La vie change dans l’instant.
On s’apprête à dîner et la vie telle qu’on la connaît s’arrête.
La question de l’apitoiement.

  Voilà quelques phrases écrites en janvier 2004 par Joan Didion. Longtemps les seules écrites par elle après la mort subite de son mari. Elles ouvrent un livre et lui donnent dans leur brièveté, dans leur italique un rythme qui ne nous quittera pas. Elles orientent le témoignage, dirigent la réflexion. Un nom (Gauvain: "Oui, sachez que je ne vivrai pas deux jours", dit Gauvain") et quelques autres mots hantés (des mots à eux ou non) reviendront aussi, en particulier “embourbé”.

    Trop peu traduite comme romancière ou analyste de la société américaine, malgré de belles pages de J-Y. Pétillon, Joan Didion a connu un certain succès en 2005 pour L’ANNÉE DE LA PENSÉE MAGIQUE.



  Le 30 décembre 2003, son mari, John Gregory Dunne décède subitement d’un arrêt cardiaque dans leur appartement de New York. À l’orée de l’année qui sera celle de la pensée magique pour Joan Didion qui devra vivre également, d'hôpital en hôpital, la longue maladie de leur fille Quintana.
   Mariés depuis 1964, tous deux sont des écrivains et journalistes (1), assez célèbres (John était en train de relire des épreuves de son "futur" livre, NOTHING LOST) qui ont aussi travaillé dans le cinéma (des scénarios), qui ne se concurrencent pas dans l’écriture (ils ont toujours travaillé sous le même toit, sans rivalités) et vivent dans un milieu aisé avec des relations influentes et efficaces : ils voyagent souvent en Europe et Joan a visiblement une tendresse pour Paris.
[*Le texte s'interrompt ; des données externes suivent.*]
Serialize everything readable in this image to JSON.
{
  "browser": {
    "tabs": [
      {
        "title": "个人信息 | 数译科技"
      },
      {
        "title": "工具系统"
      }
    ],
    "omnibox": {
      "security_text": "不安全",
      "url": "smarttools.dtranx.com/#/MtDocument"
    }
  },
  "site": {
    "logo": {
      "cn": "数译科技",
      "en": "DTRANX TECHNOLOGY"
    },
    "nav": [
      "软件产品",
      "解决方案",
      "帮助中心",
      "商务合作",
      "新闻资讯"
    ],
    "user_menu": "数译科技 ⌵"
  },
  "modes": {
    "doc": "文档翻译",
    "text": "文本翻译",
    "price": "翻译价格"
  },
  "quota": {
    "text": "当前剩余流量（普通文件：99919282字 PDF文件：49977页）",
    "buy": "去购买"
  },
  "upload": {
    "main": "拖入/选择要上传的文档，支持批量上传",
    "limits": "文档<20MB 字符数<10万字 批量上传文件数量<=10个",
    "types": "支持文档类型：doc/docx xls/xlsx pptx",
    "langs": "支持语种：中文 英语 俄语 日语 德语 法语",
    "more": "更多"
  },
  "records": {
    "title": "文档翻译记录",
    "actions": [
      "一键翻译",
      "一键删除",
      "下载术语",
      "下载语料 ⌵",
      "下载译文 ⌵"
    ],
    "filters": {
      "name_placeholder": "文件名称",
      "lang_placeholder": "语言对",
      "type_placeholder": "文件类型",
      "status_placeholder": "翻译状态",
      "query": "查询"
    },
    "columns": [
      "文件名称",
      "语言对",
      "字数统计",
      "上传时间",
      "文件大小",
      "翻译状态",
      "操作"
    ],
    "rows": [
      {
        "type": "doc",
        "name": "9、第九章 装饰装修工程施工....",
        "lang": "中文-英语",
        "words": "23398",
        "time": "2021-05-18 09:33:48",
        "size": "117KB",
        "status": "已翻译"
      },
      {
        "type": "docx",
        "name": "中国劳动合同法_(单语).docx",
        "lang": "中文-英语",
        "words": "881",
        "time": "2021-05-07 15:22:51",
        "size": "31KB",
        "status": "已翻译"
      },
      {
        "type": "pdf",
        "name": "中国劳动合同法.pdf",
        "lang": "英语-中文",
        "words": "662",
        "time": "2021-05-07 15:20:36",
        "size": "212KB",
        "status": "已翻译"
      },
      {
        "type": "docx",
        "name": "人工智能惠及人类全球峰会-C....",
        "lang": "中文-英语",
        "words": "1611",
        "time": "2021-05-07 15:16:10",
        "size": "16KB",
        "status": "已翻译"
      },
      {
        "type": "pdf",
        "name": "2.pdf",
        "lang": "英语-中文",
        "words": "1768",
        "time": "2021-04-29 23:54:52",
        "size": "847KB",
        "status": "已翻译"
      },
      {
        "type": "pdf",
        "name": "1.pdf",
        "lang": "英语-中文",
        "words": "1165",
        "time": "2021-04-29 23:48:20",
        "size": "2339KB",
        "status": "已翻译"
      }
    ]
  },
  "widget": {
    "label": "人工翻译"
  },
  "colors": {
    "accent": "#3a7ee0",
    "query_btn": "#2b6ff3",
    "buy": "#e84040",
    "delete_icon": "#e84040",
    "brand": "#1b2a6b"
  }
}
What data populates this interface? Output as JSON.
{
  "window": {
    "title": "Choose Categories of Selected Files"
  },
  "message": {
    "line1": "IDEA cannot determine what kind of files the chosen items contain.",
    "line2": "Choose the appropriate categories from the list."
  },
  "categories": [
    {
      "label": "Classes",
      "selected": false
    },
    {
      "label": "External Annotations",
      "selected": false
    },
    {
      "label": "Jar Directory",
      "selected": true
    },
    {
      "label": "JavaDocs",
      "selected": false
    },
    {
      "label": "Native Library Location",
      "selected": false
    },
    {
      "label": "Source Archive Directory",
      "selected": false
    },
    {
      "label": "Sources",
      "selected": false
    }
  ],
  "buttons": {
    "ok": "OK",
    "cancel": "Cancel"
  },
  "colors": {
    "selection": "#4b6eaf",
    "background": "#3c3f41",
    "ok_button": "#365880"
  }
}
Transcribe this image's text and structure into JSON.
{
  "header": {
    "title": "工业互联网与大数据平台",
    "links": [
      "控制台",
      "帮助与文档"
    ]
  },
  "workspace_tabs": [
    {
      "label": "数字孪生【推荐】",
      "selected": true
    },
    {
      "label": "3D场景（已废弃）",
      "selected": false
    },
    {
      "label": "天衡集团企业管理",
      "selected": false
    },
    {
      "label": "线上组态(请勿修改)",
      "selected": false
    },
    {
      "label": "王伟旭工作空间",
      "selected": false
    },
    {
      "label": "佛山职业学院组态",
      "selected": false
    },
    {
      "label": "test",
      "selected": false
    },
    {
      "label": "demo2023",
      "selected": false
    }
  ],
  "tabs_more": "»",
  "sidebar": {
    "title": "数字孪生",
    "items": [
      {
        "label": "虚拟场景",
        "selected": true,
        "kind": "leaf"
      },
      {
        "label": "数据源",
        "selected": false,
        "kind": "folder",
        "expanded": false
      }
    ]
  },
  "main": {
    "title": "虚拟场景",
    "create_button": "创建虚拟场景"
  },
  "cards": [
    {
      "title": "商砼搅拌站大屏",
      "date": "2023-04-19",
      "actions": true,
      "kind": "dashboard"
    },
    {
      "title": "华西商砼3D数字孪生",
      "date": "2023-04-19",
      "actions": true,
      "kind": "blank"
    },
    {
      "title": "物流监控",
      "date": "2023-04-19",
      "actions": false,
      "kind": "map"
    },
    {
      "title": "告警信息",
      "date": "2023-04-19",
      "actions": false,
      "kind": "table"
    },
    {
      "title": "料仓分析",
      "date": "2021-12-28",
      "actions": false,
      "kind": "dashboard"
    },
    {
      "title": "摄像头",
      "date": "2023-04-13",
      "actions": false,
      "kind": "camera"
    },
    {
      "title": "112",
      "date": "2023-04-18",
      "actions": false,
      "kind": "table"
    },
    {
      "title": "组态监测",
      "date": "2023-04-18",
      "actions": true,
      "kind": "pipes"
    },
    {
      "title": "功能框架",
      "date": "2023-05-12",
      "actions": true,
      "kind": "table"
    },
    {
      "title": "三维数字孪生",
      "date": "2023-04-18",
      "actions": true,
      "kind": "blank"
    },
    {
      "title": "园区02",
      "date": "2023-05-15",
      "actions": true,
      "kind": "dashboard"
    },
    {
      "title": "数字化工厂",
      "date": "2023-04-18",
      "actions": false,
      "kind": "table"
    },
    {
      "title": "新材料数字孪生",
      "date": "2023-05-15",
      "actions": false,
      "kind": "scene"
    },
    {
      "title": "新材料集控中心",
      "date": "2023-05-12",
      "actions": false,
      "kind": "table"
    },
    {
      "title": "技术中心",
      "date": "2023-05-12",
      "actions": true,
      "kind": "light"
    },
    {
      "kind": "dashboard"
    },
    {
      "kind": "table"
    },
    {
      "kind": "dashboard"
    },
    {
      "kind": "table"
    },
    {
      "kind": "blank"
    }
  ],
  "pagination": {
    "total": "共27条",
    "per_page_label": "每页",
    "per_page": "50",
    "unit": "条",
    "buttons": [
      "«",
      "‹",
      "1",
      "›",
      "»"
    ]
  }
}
L’œuvre de John comme la sienne reviendront souvent dans ses réflexions. Les citations du texte prouvent l'étendue et la qualité de leur culture (G. Manley Hopkins, Mann, Cummings, T.S. Eliot, etc.) .

 

    La rédaction de ce que nous lisons a été entreprise en octobre 2004, à un moment où Joan reçoit avec retard le rapport des  médecins qui furent appelés pour sauver John. Commence alors le recul de la pensée magique face à ce qu'elle pourrait appeler sa pensée géologique. ..

 

 

 
    On sait que l’on appelle pensée magique (1) et on croit comprendre très tôt le sens du titre. Avant de vérifier cette intuition, voyons la première caractéristique de ce livre : il rapporte de façon minutieuse, clinique parfois (c'est vraiment le cas de le dire), les réactions de Joan face au décès de son mari et à la maladie de Quintina. Sans se soucier de rien cacher, avec rigueur et émotion contenue, Joan parvient à une pudique transparence.
 
  Sa première préoccupation : bien relater les faits en partant des soucis de santé de Quintina entrée à Beth Israel North le 25 décembre, en revenant souvent sur les circonstances exactes de la mort de John, sur les cérémonies  qui suivirent et les épreuves de sa fille à New York puis à l'UCLA avant son retour au Rusk Institute.
   Malgré les zigzags, les embardées, les "défauts cognitifs" et les ressacs de la mémoire, on est frappé par le souci de précision de chaque  page (dates, heures même, localisation minutieuse, climat, température), par la minutie des détails (les médicaments, les machines médicales, les conversations), par l’honnêteté des nuances qu’elle apporte souvent (elle n’est pas sûre, ce n’est qu’une possibilité; ainsi : "Était-ce le 26 ou le 27 ou le 28 ou le 29, ça je n'en ai aucune idée.") Un point fascine chez elle et qui est sûrement un trait spécifique de sa “personnalité” : elle a une volonté tenace, presque farouche de savoir, de comprendre. Une de ses phrases récurrentes :

    Lis, apprends, révise, va au textes.
Savoir, c’est contrôler. (j'ai souligné)

   Ainsi a-t-elle beaucoup lu sur le deuil, les réactions au deuil (et pas seulement Freud ou Klein; un surprenant traîté de savoir-vivre...). Autre exemple : un matin, après une opération de sa fille, elle se plonge dans une étude scientifique de neurochirurgie; elle est devenue très compétente dans les types de coma ou les variétés de staphylocoques;habituée à se débarrasser de ses rêves en les racontant à son mari, elle se surprend depuis peu à vouloir les comprendre. Tout chez elle entraîne une réflexion, une mise en perspective:songeons aux chansons qui lui "parlent" depuis toujours (ON THE SUNNY SIDE OF THE STREET ou OVER THE RAINBOW) qui  ne lui paraissent pas du tout générationnelles et elle s'en étonne avant de trouver une explication subtile. Elle commence d'ailleurs son chapitre 18 par une réflexiont typique: n'ayant pas encore reçu le rapport d'autopsie et le rapport des urgences (elle s'était tompée d'adresse...), elle estime ne pas du tout connaître les causes exactes de la mort de John. C'est seulement à cet endroit du récit que nous lisons les  événements décrits par les intervenants du 30 décembre 2003: elle confronte alors sa mémoire au rapport et recopie sèchement et scrupuleusement les termes qui sont évidemment douloureux pour elle. Elle perçoit le décalage entre sa connaissance d'alors et les faits objectifs:son mari était mort alors qu'elle espérait encore. L'emmener à l'hopital était inutile, tout le monde le savait, sauf elle. Elle fouille et fouille encore et encore sa mémoire, la compare avec ce texte "officiel" à la froideur de morgue.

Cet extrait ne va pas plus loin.